I don’t know that you should or shouldn’t be impressed. We’re talking about a School of Thought and what it has produced. By its nature it’s cherry-picked. Not every individual who ascribes to a School of Thought has contributed anything of substance, yet we don’t then dismiss the entire school as having no accomplishments. If I say ‘Enlightenment Thought brought about democracy.’ We generally see this as meaning that particular subsets of ideas of a much larger pool of ideas brought it about. This doesn’t mean that the Enlightenment didn’t do bad things as well, nor does it mean that the Enlightenment was monolithic or that it is even possible to write down exactly what we mean by ‘Enlightenment Thinking’ since there is a diversity of opinion. The point though is that democracy was the outcome of simmering in this pot of ideas we call the Enlightenment. (OK, maybe not really, but rather than shift the argument to what exactly the Enlightenment did or did not accomplish, let’s pretend that it brought about democracy.)
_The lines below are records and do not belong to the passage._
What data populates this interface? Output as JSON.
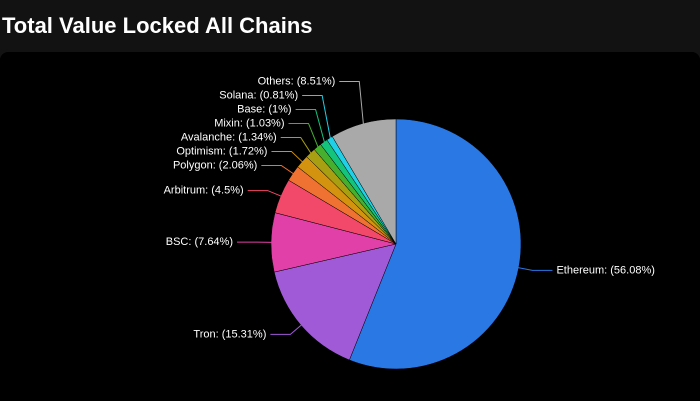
{
  "chart_data": {
    "type": "pie",
    "title": "Total Value Locked All Chains",
    "values": [
      56.08,
      15.31,
      7.64,
      4.5,
      2.06,
      1.72,
      1.34,
      1.03,
      1,
      0.81,
      8.51
    ],
    "value_labels": [
      "Ethereum: (56.08%)",
      "Tron: (15.31%)",
      "BSC: (7.64%)",
      "Arbitrum: (4.5%)",
      "Polygon: (2.06%)",
      "Optimism: (1.72%)",
      "Avalanche: (1.34%)",
      "Mixin: (1.03%)",
      "Base: (1%)",
      "Solana: (0.81%)",
      "Others: (8.51%)"
    ],
    "colors": [
      "#2a78e4",
      "#a05ad8",
      "#e040a8",
      "#f2486a",
      "#f07232",
      "#d4930e",
      "#a8a012",
      "#46b02e",
      "#14c47c",
      "#1fd0e6",
      "#a9a9a9"
    ]
  }
}
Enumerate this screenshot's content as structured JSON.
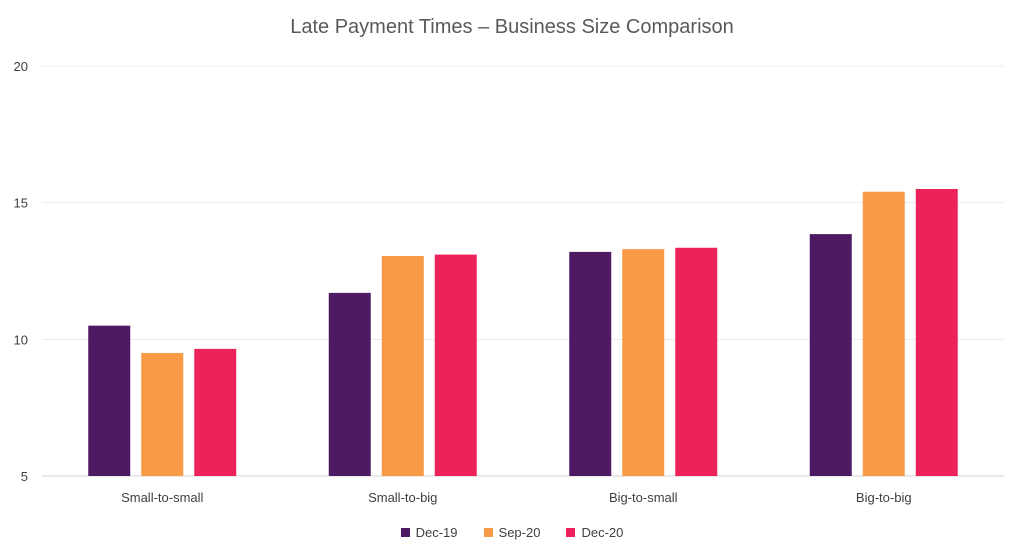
{
  "chart_data": {
    "type": "bar",
    "title": "Late Payment Times – Business Size Comparison",
    "xlabel": "",
    "ylabel": "",
    "ylim": [
      5,
      20
    ],
    "yticks": [
      5,
      10,
      15,
      20
    ],
    "grid": true,
    "legend_position": "bottom",
    "categories": [
      "Small-to-small",
      "Small-to-big",
      "Big-to-small",
      "Big-to-big"
    ],
    "series": [
      {
        "name": "Dec-19",
        "color": "#4E1A63",
        "values": [
          10.5,
          11.7,
          13.2,
          13.85
        ]
      },
      {
        "name": "Sep-20",
        "color": "#F99A46",
        "values": [
          9.5,
          13.05,
          13.3,
          15.4
        ]
      },
      {
        "name": "Dec-20",
        "color": "#EE225A",
        "values": [
          9.65,
          13.1,
          13.35,
          15.5
        ]
      }
    ]
  }
}
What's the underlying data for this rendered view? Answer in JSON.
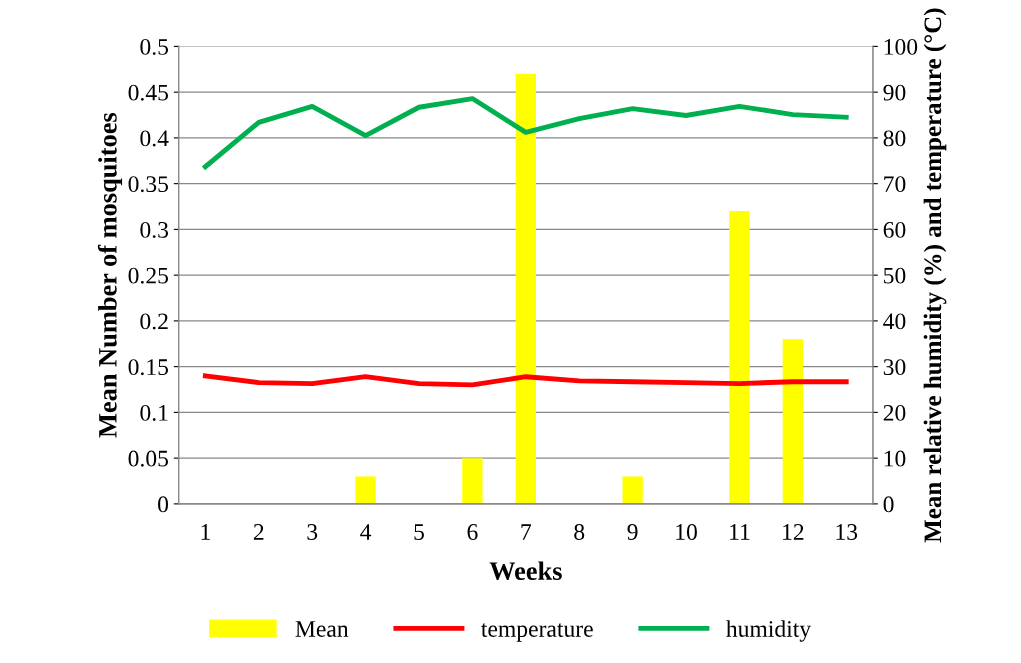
{
  "chart_data": {
    "type": "bar",
    "xlabel": "Weeks",
    "ylabel": "Mean Number of mosquitoes",
    "y2label": "Mean relative humidity (%) and temperature (°C)",
    "categories": [
      "1",
      "2",
      "3",
      "4",
      "5",
      "6",
      "7",
      "8",
      "9",
      "10",
      "11",
      "12",
      "13"
    ],
    "series": [
      {
        "name": "Mean",
        "color": "#ffff00",
        "values": [
          0,
          0,
          0,
          0.03,
          0,
          0.05,
          0.47,
          0,
          0.03,
          0,
          0.32,
          0.18,
          0
        ]
      },
      {
        "name": "temperature",
        "type": "line",
        "axis": "y2",
        "color": "#ff0000",
        "values": [
          28,
          26.5,
          26.3,
          27.8,
          26.3,
          26,
          27.8,
          26.9,
          26.7,
          26.5,
          26.3,
          26.7,
          26.7
        ]
      },
      {
        "name": "humidity",
        "type": "line",
        "axis": "y2",
        "color": "#00b050",
        "values": [
          73.7,
          83.4,
          86.9,
          80.5,
          86.7,
          88.6,
          81.2,
          84.2,
          86.4,
          84.9,
          86.9,
          85.1,
          84.5
        ]
      }
    ],
    "ylim": [
      0,
      0.5
    ],
    "yticks": [
      0,
      0.05,
      0.1,
      0.15,
      0.2,
      0.25,
      0.3,
      0.35,
      0.4,
      0.45,
      0.5
    ],
    "y2lim": [
      0,
      100
    ],
    "y2ticks": [
      0,
      10,
      20,
      30,
      40,
      50,
      60,
      70,
      80,
      90,
      100
    ],
    "grid": "y",
    "legend": "bottom"
  }
}
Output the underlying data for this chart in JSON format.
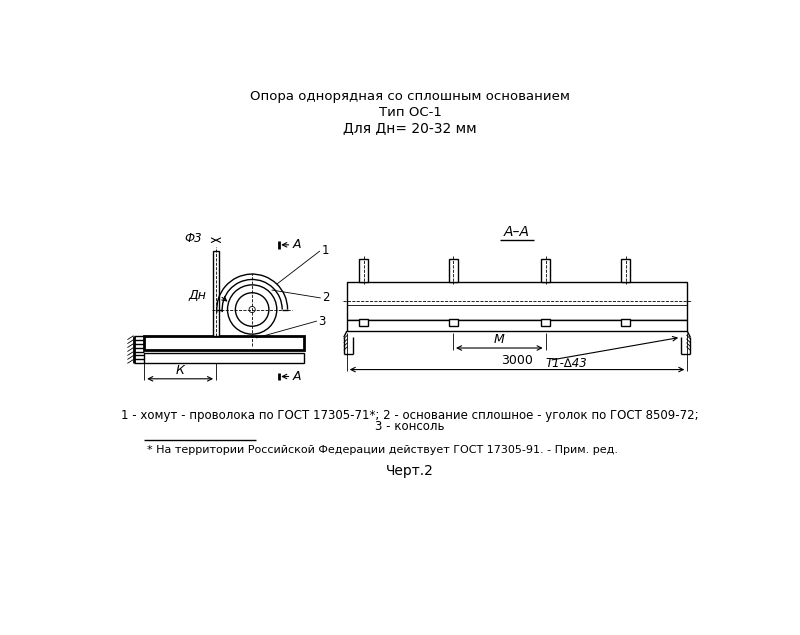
{
  "title1": "Опора однорядная со сплошным основанием",
  "title2": "Тип ОС-1",
  "title3": "Для Дн= 20-32 мм",
  "legend1": "1 - хомут - проволока по ГОСТ 17305-71*; 2 - основание сплошное - уголок по ГОСТ 8509-72;",
  "legend2": "3 - консоль",
  "footnote": "* На территории Российской Федерации действует ГОСТ 17305-91. - Прим. ред.",
  "caption": "Черт.2",
  "bg_color": "#ffffff",
  "line_color": "#000000",
  "lw": 1.0,
  "lw_thick": 2.0,
  "lw_thin": 0.6
}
I think that it’s completely fair to say that Christianity brought about some horrible atrocities, some really nasty stuff. I think it’s also fair to say that it brought about some pretty good things. Of course Christianity demonstrates significant theological support for human rights and it’s quite ignorant to say otherwise. The pope today just came out against the death penalty. The Abolitionist movement was largely Christian in character and supported theologically by many churches. The Pietists were anti-war before it was cool. I think that what you’re trying to do is create what you think is ‘true Christianity’ and then saying everyone that isn’t that ‘true’ form is not really part of that line of thought and it’s a ridiculous claim. The Socinians were certainly part of the body of Christian thought and they certainly had significant theological support for human rights. Just because you may pick another Christian group and call them ‘real’ Christians and say they disagreed with the Socinians doesn’t make the Socinians less Christian except in your own fictional universe. It’s the same thing that fundamentalists do. They invent ‘fundamentals’ and then accuse everyone else of not being ‘real’ Christians if those others disagree with those fundamentals.